Wednesday, December 20, 2017

Their Mix Is Better Than Yours

This Is Why Your Mix Sounds Strange When You Use A Virtual Drum Instrument


Something I've heard time and again throughout the years is this:

Dude: Hey check out my new song I just finished
Me: Clicks link, youtube pops up and starts to play dudes song
Me: Spends next 3 minutes trying to think of a nice way to tell dude that the mix sucks.
Me: Dude, so yeah the song isn't bad but I see that you used Ezdrummer, which is fine but presents a
problem in that the drums sound way better than the rest of your mix. Toontrack spent thousands of hours and who knows how much money in their own professional studios, creating those drum sounds. They're pretty much perfect soooo... you need to match that with the rest of your mix or it ends up sounding like a Ferrari driving across a dirt road full of potholes. The Ferrari is awesome but everything around it is trash.
Dude: Screw you man

The above scenario not only happens quite often, but absolutely ruins your song and is a dead give-away that you moused in those quads and triplets in the drum track.

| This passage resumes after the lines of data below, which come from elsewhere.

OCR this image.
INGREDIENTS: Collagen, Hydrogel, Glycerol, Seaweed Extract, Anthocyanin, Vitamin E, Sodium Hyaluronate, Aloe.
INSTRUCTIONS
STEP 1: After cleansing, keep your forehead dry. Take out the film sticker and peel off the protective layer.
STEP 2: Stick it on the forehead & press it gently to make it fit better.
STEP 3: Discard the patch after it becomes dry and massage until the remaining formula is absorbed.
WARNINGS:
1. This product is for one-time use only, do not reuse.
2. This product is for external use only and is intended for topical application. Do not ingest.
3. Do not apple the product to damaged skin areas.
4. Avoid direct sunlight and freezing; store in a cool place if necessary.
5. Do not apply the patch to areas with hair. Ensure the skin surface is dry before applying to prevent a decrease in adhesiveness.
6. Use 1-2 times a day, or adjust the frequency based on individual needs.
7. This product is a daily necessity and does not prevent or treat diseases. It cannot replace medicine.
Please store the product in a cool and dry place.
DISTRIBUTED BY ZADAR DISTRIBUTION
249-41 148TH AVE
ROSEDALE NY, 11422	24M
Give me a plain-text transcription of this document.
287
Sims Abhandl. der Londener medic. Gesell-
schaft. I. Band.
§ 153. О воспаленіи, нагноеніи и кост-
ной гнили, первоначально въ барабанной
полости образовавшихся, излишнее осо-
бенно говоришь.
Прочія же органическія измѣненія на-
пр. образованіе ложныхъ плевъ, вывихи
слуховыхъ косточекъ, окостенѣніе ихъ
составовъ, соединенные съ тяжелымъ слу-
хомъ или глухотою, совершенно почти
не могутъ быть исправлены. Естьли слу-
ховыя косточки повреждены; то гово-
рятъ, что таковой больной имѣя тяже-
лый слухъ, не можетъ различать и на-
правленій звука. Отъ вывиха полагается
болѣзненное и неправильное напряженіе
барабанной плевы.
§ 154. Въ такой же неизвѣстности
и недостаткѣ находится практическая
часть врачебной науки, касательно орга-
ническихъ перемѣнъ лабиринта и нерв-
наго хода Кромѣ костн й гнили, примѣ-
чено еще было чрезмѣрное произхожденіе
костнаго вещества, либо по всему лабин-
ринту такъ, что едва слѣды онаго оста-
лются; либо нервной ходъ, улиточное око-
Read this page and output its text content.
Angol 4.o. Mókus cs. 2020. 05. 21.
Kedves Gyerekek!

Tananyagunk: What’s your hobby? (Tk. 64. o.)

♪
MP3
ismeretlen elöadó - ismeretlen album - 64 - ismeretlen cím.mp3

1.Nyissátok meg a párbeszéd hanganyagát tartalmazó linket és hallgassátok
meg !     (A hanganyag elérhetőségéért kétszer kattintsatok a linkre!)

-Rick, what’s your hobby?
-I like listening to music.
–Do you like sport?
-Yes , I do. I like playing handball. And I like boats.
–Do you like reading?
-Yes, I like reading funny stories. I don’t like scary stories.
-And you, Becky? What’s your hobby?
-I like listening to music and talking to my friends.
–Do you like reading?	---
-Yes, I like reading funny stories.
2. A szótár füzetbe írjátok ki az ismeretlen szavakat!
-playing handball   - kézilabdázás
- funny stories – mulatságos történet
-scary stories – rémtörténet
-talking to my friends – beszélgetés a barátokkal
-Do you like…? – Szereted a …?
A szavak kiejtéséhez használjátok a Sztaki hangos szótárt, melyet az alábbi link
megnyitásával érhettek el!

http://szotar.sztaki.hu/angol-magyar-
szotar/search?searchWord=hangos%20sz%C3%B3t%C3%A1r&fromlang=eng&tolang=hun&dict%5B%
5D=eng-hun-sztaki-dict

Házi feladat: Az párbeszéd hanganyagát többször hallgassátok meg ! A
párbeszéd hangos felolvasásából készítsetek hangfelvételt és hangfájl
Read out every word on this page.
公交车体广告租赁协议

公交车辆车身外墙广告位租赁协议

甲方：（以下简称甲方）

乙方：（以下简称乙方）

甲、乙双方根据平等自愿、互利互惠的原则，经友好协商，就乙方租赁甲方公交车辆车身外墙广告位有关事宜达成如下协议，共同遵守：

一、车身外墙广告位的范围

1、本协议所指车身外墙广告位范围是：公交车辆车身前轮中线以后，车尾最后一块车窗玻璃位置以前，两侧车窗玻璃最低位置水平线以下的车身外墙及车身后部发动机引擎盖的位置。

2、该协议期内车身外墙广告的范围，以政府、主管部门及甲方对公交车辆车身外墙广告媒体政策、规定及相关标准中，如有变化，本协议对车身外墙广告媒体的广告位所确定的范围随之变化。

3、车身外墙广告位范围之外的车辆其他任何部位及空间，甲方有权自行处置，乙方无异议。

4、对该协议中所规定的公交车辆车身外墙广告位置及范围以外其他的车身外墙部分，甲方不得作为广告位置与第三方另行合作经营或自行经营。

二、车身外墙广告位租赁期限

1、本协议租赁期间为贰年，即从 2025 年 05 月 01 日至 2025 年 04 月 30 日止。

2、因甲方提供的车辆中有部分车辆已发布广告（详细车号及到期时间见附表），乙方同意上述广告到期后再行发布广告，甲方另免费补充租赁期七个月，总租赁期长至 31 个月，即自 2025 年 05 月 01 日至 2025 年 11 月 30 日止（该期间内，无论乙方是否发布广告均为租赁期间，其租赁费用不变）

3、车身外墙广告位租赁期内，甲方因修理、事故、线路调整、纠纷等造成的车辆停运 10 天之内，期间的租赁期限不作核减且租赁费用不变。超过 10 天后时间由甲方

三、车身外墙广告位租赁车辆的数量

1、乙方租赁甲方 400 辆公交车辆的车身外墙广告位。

A great analogy to this would be that if you recorded your own drum kit, the mix you ended up with would be the same across all the instruments because you recorded and mixed them all. However, when you use something like Ezdrummer, Superior Drummer, or any other pro drum VSTI, the drum mix is instantly professional and close to perfect. So when you record your guitars, vocals, etc. You need to mix to match the drums. You cannot get a great all around mix if it sounds like two different engineers mixed the track without ever listening to each others mixes.

The video below illustrates my point nicely by using audio samples to contrast the two scenarios.

By now you're probably thinking "ok, but I'm not that good at mixing yet, so what do I do?"
Keep at it, you get better every time you mix. Utilize resources like Mixcraft University which quickly teaches functionality of the daw.
Watch videos full of tips and tricks, read blogs that give it to you straight, like this one.